One phrase was repeatedly used in press reports to describe the coming together of the Pope and Sistani; that being, “interfaith dialogue.”
Interfaith dialogue is an organized effort to engage in a discussion of beliefs, along with a sharing of religious and/or cultural-community oriented practices, which takes place between people of differing faiths.
The goal of such a dialogue is to break down barriers between adherents of differing faiths, and once accomplished purportedly leads to world peace.
Any attempt to persuade others to one’s religious way of thinking, i.e., evangelization, is an unwelcome guest in the interfaith dialogue arena.
In a very real way, it is seemingly a prerequisite that those involved in interfaith activities must first embrace the notion that no single religion could possibly lay claim to the “truth.”
A religious ideology that asserts this sort of exclusivity with regard to truth is considered to be an obstacle to the attainment of harmony in the world.
With this in mind, participants in interfaith dialogue must come to the discussion table with an open mind toward the acceptance of so-called multiple truths, as well as an openness with regard to the welcoming of multiple means of worshipping a deity or deities.
So who wouldn’t want world peace?
Well, it’s not what it appears to be.
Back in early 2019, an interfaith agreement was signed by Pope Francis and a different Muslim leader, the Sunni Grand Imam of al-Azhar, Ahmed el-Tayeb.
Their meeting produced a written document that states the “diversity of religions” that exist in the world were “willed by God.”
The implication is that the hundreds of different religions in the world are all equally acceptable to the Creator of the Universe.
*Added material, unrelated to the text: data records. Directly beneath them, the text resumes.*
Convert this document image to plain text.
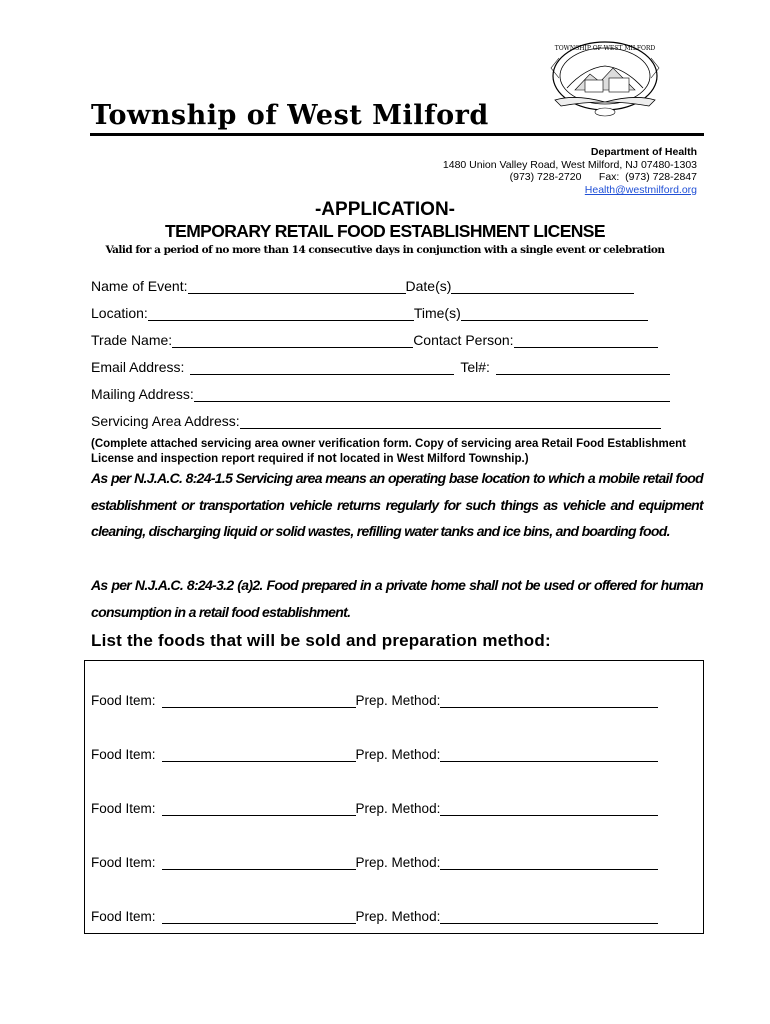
TOWNSHIP OF WEST MILFORD
Township of West Milford
Department of Health
1480 Union Valley Road, West Milford, NJ 07480-1303
(973) 728-2720      Fax:  (973) 728-2847
Health@westmilford.org
-APPLICATION-
TEMPORARY RETAIL FOOD ESTABLISHMENT LICENSE
Valid for a period of no more than 14 consecutive days in conjunction with a single event or celebration
Name of Event:	Date(s)
Location:	Time(s)
Trade Name:	Contact Person:
Email Address:	Tel#:
Mailing Address:
Servicing Area Address:
(Complete attached servicing area owner verification form. Copy of servicing area Retail Food Establishment License and inspection report required if not located in West Milford Township.)
As per N.J.A.C. 8:24-1.5 Servicing area means an operating base location to which a mobile retail food establishment or transportation vehicle returns regularly for such things as vehicle and equipment cleaning, discharging liquid or solid wastes, refilling water tanks and ice bins, and boarding food.
As per N.J.A.C. 8:24-3.2 (a)2. Food prepared in a private home shall not be used or offered for human consumption in a retail food establishment.
List the foods that will be sold and preparation method:
Food Item:	Prep. Method:
Food Item:	Prep. Method:
Food Item:	Prep. Method:
Food Item:	Prep. Method:
Food Item:	Prep. Method:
Millions would beg to differ.
In 2016 a video released by the Vatican appears to similarly indicate that different religions are all just assorted paths to God. In the footage, the Pontiff expresses that although faiths may be “seeking God or meeting God in different ways,” we are all “children of God.”
Interfaith dialogue denies one crucially important reality; that being, there are incompatible fundamental distinctions between the deeply held beliefs of differing religions throughout the world.
Because of this fact, it is impossible for religions to be combined or somehow blended together, without suffering the loss of the vital integrity of the respective faiths.
In order to pursue the goals of interfaith dialogue, participants must act as though such differences do not exist. They must also accept and espouse that contradictory beliefs can be reconciled.
Other thorny issues have arisen, which pose additional problems for the interfaith movement. There are so-called faith entities that have adopted the practice of worshipping an anti-deity or deities; in other words, they are involved in occult beliefs and practices.
They, too, would like to be part of the movement. Don Frew provides an example.
Frew is a Wiccan Elder and a high priest of a coven in Berkeley, California. He has been involved in interfaith work for more than 30 years. He has served on the Board of the Berkeley Area Interfaith Council and is also a National Interfaith Representative for one of the largest and oldest Wiccan organizations.
Obviously, for those of the Jewish and Christian faiths, there could never be a reconciling of their beliefs with an organization such as Frew’s.
It is literally the First of the Ten Commandments: No other gods before me. That pretty much ends the discussion on multiple truths.
The bottom line is that the interfaith movement is a deceptive one. Its supposed goal is peace, but its hidden motive is to blend faiths together into a one world religion.
A one world religion would do away with the centuries-old religious tenets of millions. It would also be at odds with a belief system that is written on the hearts of human beings around the globe. And it totally conflicts with the essence of our souls to believe what we choose to believe.
In the context of this so-called interfaith dialogue, these fundamental principles are non-negotiable.